I think somebody already came up with a similar proposal, at least I remember seeing a mockup.
freedesktop.org, GNOME rant
I’ve been trying to get my old freedesktop.org CVS account renewed for more than 2 months now. I filed a bug report and kindly and repeatedly asked on IRC. I was told that they have no admin ressources or got no response at all. I’m curious how many of your efforts were already massively slowed down by the lack of clear rules and responsibilities. I’m also perceiving similar problems in GNOME, where lack of time by people in charge who mostly work on distro-specific stuff that has nothing to do with stock GNOME, or lack of clear accountings already proved to scotch many efforts.
Back to freedesktop.org: Nobody seems to care for my bugs and some bugs in the GNOME bugzilla depend on them, like this one (cf. related GNOME bugzilla rant by Erich Schubert).
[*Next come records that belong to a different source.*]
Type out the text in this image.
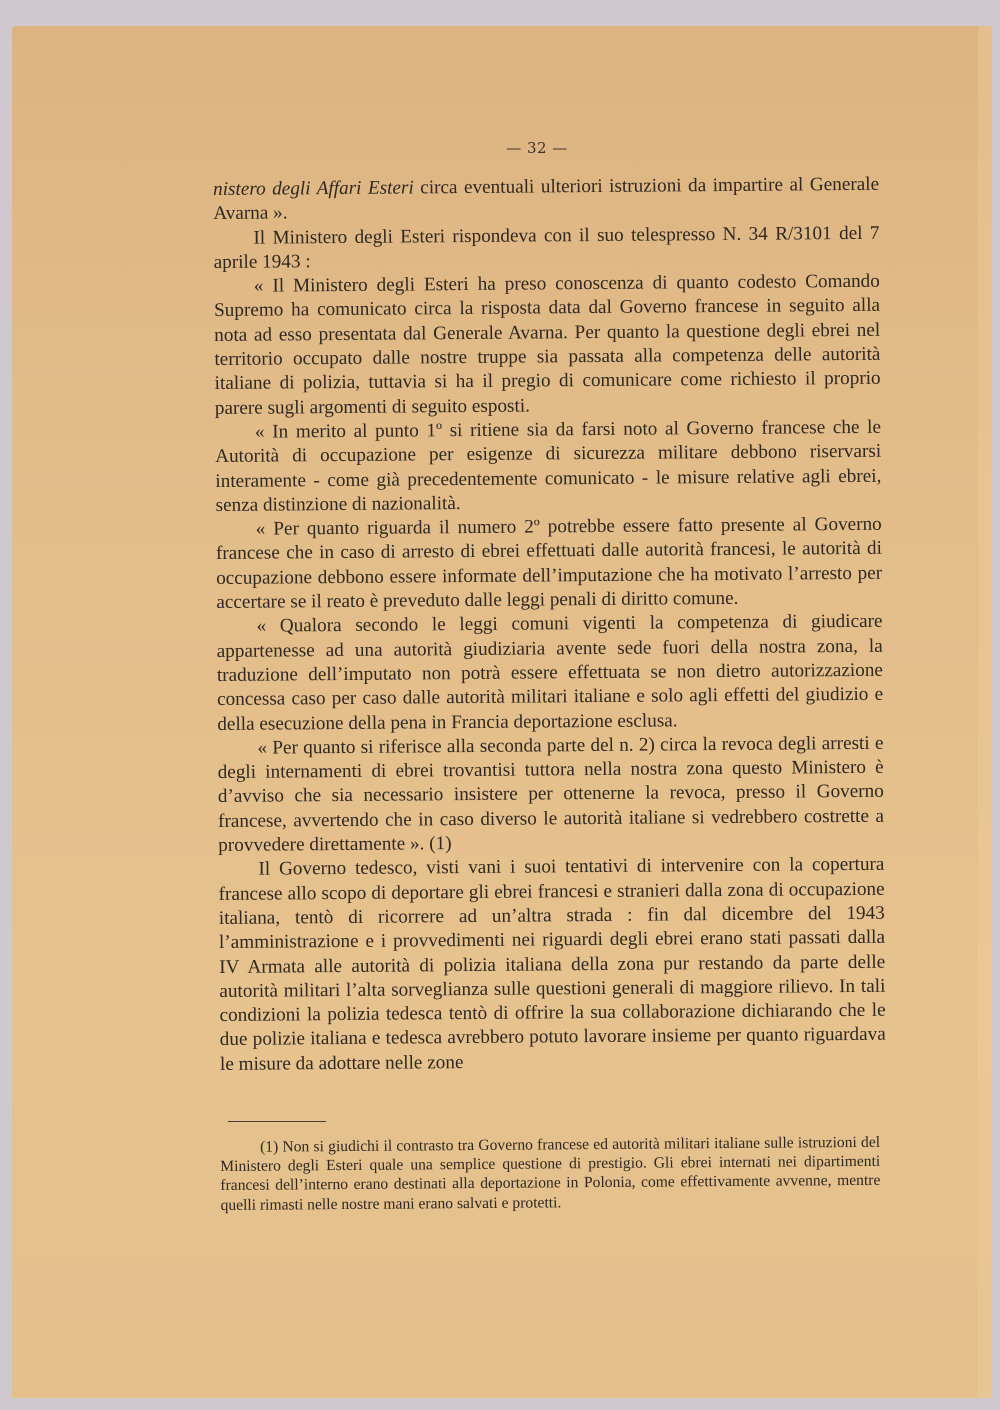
— 32 —

nistero degli Affari Esteri circa eventuali ulteriori istruzioni da impartire al Generale Avarna ».

Il Ministero degli Esteri rispondeva con il suo telespresso N. 34 R/3101 del 7 aprile 1943 :

« Il Ministero degli Esteri ha preso conoscenza di quanto codesto Comando Supremo ha comunicato circa la risposta data dal Governo francese in seguito alla nota ad esso presentata dal Generale Avarna. Per quanto la questione degli ebrei nel territorio occupato dalle nostre truppe sia passata alla competenza delle autorità italiane di polizia, tuttavia si ha il pregio di comunicare come richiesto il proprio parere sugli argomenti di seguito esposti.

« In merito al punto 1º si ritiene sia da farsi noto al Governo francese che le Autorità di occupazione per esigenze di sicurezza militare debbono riservarsi interamente - come già precedentemente comunicato - le misure relative agli ebrei, senza distinzione di nazionalità.

« Per quanto riguarda il numero 2º potrebbe essere fatto presente al Governo francese che in caso di arresto di ebrei effettuati dalle autorità francesi, le autorità di occupazione debbono essere informate dell’imputazione che ha motivato l’arresto per accertare se il reato è preveduto dalle leggi penali di diritto comune.

« Qualora secondo le leggi comuni vigenti la competenza di giudicare appartenesse ad una autorità giudiziaria avente sede fuori della nostra zona, la traduzione dell’imputato non potrà essere effettuata se non dietro autorizzazione concessa caso per caso dalle autorità militari italiane e solo agli effetti del giudizio e della esecuzione della pena in Francia deportazione esclusa.

« Per quanto si riferisce alla seconda parte del n. 2) circa la revoca degli arresti e degli internamenti di ebrei trovantisi tuttora nella nostra zona questo Ministero è d’avviso che sia necessario insistere per ottenerne la revoca, presso il Governo francese, avvertendo che in caso diverso le autorità italiane si vedrebbero costrette a provvedere direttamente ». (1)

Il Governo tedesco, visti vani i suoi tentativi di intervenire con la copertura francese allo scopo di deportare gli ebrei francesi e stranieri dalla zona di occupazione italiana, tentò di ricorrere ad un’altra strada : fin dal dicembre del 1943 l’amministrazione e i provvedimenti nei riguardi degli ebrei erano stati passati dalla IV Armata alle autorità di polizia italiana della zona pur restando da parte delle autorità militari l’alta sorveglianza sulle questioni generali di maggiore rilievo. In tali condizioni la polizia tedesca tentò di offrire la sua collaborazione dichiarando che le due polizie italiana e tedesca avrebbero potuto lavorare insieme per quanto riguardava le misure da adottare nelle zone

(1) Non si giudichi il contrasto tra Governo francese ed autorità militari italiane sulle istruzioni del Ministero degli Esteri quale una semplice questione di prestigio. Gli ebrei internati nei dipartimenti francesi dell’interno erano destinati alla deportazione in Polonia, come effettivamente avvenne, mentre quelli rimasti nelle nostre mani erano salvati e protetti.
Whoever can arrange that my CVS account works again, he’ll be my very special hero of this weekend and get a free beer.
Update
Eric Anholt deserves beer!
On a sidenote: I always think it’s kind of sad if people get what they want exclusively because of some sort of advantage over others (i.e. some people are not able to rant in blogs), or rather the position they have in a community. Bugzillas are IMHO really meant to work in a socialistic fashion by being polite and treating all bug reports equal.
Helping newbies is fun
Helping people on gtk-app-devel-list is fun, especially when familiarizing them with C pitfalls. I’ve written a little lineup describing four common C pointer argument conventions:
1 void foo (const void *bar);
means that bar will definitly not be modified. While the foo author
could theoretically force to free or modify it, that would require casting the const away and whoever does it is on crack:
C uses call by value. So after invoking foo, which could do free ((void*)bar), and set its local copy of bar to NULL, the outer bar variable is undefined. Using it further will most likely result in a crash, including calling free (bar); in the outer frame again.2 void foo (void **bar);
This is some sort of call by reference. You pass the address of the bar
variable, i.e. char *foobar = …; foo ((void **) &foobar); This syntax
ensures that the foo function can dereference its local copy of &foobar,
and make *bar (which is foobar) point to NULL after freeing, or
reallocate it – do all the pointer magic (except for pointer arithmetic,
because it is a void * pointer in this case).3 void * foo (void *bar);
This will also work on the local copy of bar, and
– if it changes bar – return that changed value, i.e. the new address of its local bar copy. So you can invoke it
like char *foobar = …; foobar = foo (foobar);.I’ve never seen any function acting like that, to be honest.
4 void * foo (const void *bar);
Just some flavor of 3, which will always return newly allocated memory
in addition to that already allocated for bar, while not modifying the
latter.
eel_str_strip_chr uses this variant.
Update:
Tollef points out that flavor 3 is used for realloc.